Por Kim Córdova | Imágenes: cortesía de PROYECTOSMONCLOVA
Durante sus cincuenta años de carrera, Robert C. Morgan ha sido aclamado como autor, académico, historiador de arte y curador. Por décadas ha mantenido una rigurosa práctica en su estudio de manera paralela a su escritura, participando en exhibiciones en el Whitney Museum of American Art (1976), White Columns (1987), y la 49.ª Bienal de Venecia, por nombrar algunas. Sin embargo, a pesar de estos grandes logros, su prestigiada reputación como escritor es mejor conocida en comparación a sus otros modos de producción. En PROYECTOSMONCLOVA, la exhibición Robert C. Morgan: Concept and Painting destaca los vibrantes alcances artísticos del autor a través de una revisión sobre su dedicada producción.
Con una nutrida cantidad de libros e incontables artículos, Morgan es una indiscutible autoridad en el arte conceptual. En su estudio deja de lado de manera consciente metodologías predeterminadas que proyectan al artista como un investigador, cuyos esfuerzos creativos requieren del apoyo de un índice de notas al pie para ser evidenciados plenamente. En cambio, se inclina por un acercamiento al quehacer artístico que prioriza la noción de lo que existe entre el concepto y la pintura para inspirar en el espectador un momento lúcido de profundidad intrapersonal.
Las obras expuestas presentan una variedad de técnicas –entre ellas, documentación de performances corporales tempranos, caligrafía, dibujo y collage–. A pesar de las diferencias entre las mismas, todas ejemplifican un acercamiento a la pintura en donde las formas parecen cimbrar en una avivada quietud. En sus abstracciones de duras geometrías, Morgan se sintoniza con un anhelo de espiritualidad, escondido en el retroalimentado bucle de distracciones que caracteriza al presente.
Rumias filosóficas sobre la presencia, la ausencia, el espacio, el gesto y las jerarquías organizacionales, toman el centro del escenario en las pinturas y los dibujos de Morgan, los cuales operan bajo un estricto enfoque. Su firme austeridad exige que los espectadores confronten y reexaminen nociones preconcebidas sobre lo que el arte contemporáneo, asumen, debe ser (y mucho menos hacer). Morgan resalta los valores, prioridades, y distracciones que constituyen las construcciones espaciales y sociales post-internet, al rechazar la adopción de una postura reaccionaria ante ellas. Así, despliega un paralelismo entre el espacio en la pintura y el espacio en la arquitectura, la psicología, o incluso el espacio metafórico como construcción, más que como axioma.
Arraigado en la tradición tanto occidental como oriental, incluyendo la fenomenología y el Taoísmo, la interacción entre presencia y ausencia, y entre reflexión y absorción, el trabajo de Morgan sugiere que fuerzas duales son aspectos complementarios de la misma cosa, unificados más que opuestos. Por ejemplo, aún cuando su práctica está comprometida con la abstracción, no desestima al cuerpo.

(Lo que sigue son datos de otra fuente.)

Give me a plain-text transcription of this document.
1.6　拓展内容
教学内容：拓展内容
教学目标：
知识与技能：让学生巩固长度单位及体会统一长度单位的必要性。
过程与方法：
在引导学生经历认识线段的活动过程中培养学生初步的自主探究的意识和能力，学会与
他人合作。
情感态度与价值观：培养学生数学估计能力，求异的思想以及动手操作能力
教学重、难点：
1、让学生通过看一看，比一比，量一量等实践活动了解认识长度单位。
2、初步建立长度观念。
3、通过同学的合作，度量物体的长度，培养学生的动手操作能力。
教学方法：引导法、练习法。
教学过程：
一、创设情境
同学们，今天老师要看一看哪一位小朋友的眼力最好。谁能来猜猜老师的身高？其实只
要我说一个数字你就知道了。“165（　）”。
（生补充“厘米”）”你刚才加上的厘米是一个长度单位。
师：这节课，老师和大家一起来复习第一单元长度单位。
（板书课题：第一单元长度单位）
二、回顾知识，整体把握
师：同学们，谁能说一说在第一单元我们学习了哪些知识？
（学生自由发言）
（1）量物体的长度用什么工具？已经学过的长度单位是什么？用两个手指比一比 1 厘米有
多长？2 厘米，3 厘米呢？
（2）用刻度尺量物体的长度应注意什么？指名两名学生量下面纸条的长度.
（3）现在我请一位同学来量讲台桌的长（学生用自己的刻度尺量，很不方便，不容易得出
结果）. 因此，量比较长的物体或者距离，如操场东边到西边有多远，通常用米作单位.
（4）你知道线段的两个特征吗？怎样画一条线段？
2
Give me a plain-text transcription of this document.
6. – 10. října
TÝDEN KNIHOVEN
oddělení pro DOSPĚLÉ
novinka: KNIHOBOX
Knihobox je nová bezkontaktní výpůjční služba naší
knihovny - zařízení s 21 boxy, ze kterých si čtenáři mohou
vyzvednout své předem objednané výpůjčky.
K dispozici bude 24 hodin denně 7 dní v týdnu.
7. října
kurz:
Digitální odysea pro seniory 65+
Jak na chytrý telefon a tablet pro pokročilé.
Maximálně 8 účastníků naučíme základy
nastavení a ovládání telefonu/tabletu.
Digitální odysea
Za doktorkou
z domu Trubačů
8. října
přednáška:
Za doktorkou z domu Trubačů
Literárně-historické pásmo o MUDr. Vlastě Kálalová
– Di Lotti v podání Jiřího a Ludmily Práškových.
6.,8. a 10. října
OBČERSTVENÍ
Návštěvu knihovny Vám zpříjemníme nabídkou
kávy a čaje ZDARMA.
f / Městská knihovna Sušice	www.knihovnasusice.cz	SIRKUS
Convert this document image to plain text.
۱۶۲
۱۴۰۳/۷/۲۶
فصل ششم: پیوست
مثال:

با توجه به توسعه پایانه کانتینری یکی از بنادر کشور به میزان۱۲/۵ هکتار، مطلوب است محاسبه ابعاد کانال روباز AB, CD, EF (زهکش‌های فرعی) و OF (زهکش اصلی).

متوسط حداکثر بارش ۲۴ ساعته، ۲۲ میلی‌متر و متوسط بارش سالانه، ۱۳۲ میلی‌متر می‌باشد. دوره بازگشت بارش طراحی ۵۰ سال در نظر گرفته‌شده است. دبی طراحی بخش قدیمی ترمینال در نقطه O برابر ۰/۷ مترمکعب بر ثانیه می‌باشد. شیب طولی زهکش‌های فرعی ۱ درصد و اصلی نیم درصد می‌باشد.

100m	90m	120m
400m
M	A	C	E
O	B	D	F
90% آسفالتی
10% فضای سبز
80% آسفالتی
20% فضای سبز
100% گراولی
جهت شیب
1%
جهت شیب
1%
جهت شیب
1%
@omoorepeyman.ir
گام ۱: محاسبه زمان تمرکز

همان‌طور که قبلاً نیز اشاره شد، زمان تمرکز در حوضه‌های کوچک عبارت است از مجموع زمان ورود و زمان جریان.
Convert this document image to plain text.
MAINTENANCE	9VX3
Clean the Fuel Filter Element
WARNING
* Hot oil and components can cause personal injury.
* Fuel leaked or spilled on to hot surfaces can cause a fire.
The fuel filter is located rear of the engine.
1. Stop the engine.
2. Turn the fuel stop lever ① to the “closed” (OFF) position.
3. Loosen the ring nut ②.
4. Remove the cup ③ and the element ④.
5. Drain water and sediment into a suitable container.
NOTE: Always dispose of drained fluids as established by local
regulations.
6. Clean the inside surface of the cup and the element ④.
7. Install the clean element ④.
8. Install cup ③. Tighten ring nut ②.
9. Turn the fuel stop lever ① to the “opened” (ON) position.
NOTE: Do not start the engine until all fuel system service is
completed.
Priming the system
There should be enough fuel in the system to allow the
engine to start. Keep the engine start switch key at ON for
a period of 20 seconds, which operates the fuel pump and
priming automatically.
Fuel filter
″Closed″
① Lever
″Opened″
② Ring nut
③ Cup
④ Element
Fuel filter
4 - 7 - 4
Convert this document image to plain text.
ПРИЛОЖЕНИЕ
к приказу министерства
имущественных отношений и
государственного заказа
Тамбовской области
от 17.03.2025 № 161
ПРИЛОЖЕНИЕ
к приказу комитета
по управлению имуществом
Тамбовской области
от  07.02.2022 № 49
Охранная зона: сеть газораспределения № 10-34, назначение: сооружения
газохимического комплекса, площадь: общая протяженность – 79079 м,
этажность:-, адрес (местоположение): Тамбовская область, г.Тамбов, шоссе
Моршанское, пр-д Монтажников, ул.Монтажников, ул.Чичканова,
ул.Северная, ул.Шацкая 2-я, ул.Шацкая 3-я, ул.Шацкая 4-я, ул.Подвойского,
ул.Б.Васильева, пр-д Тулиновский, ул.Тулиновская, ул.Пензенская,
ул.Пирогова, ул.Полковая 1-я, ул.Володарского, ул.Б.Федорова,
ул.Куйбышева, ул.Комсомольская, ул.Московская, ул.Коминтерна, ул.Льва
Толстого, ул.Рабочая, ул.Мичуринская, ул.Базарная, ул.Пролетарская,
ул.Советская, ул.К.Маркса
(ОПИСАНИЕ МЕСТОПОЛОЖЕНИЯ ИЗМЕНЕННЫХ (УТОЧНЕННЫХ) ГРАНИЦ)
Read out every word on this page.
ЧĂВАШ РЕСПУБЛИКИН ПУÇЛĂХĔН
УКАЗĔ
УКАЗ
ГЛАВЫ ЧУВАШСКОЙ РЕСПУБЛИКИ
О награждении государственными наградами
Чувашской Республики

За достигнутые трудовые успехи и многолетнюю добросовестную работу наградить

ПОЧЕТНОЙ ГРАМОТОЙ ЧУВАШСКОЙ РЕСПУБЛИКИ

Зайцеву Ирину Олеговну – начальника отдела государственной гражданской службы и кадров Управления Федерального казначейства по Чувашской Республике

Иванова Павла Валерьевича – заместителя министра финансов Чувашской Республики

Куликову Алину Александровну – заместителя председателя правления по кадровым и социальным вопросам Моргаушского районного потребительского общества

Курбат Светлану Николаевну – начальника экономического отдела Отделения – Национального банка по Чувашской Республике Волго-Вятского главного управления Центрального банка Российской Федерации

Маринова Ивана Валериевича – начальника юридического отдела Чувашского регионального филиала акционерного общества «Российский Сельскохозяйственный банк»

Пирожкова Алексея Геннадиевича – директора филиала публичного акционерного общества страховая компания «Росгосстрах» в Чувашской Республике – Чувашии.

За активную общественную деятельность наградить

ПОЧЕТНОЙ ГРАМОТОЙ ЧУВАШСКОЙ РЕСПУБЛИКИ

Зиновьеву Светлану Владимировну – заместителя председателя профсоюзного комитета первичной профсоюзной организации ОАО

En la escala de sus pinturas y dibujos, existe una sutil intimidad, elegida deliberadamente para reflejar el concepto del cuerpo en el espacio; sus performances de principios de los años setenta acentúan y plasman las fuerzas y movimientos corpóreas que constituyen sus formas. Mientras que sus obras caligráficas tempranas predicaban sobre lo gestual –como exige la forma–, sus series geométricas buscan pintar el espacio de un gesto.
Así como el filósofo Wittgenstein insiste en su Tractatus (1921) que «La forma es la posibilidad de la estructura», las pinturas de Morgan son el resultado de un concepto estructurado que, con el paso del tiempo, encuentra su coherencia en la forma. La evocación de interioridad espacial es establecida a través del uso de pigmentos metálicos que reflejan la luz al mismo tiempo en que son absorbidos hacia un terreno más oscuro, invitando al espectador a navegar sus propias paletas internas de auto-reflexión.
Estimular la intimidad a través del espacio pictórico no debe ser descartado como romántico o esotérico. La ambigüedad en este trabajo, con todo y su contraria posición al espíritu de la época, ofrece una solución eminentemente práctica al “aceleracionismo” de nuestros días. Sugiere que el cultivo de la consciencia lúcida tanto del espacio, como de uno mismo, puede llevar a un mayor entendimiento que en última instancia es, en sí mismo, personalmente satisfactorio. En vez de forzar artificialmente la filosofía o la espiritualidad en los asistentes, Morgan encuentra aún más potente el meramente desplegar los instrumentos y confiar en la audiencia. Está en nosotros tomarlos y tocar la música que nos plazca.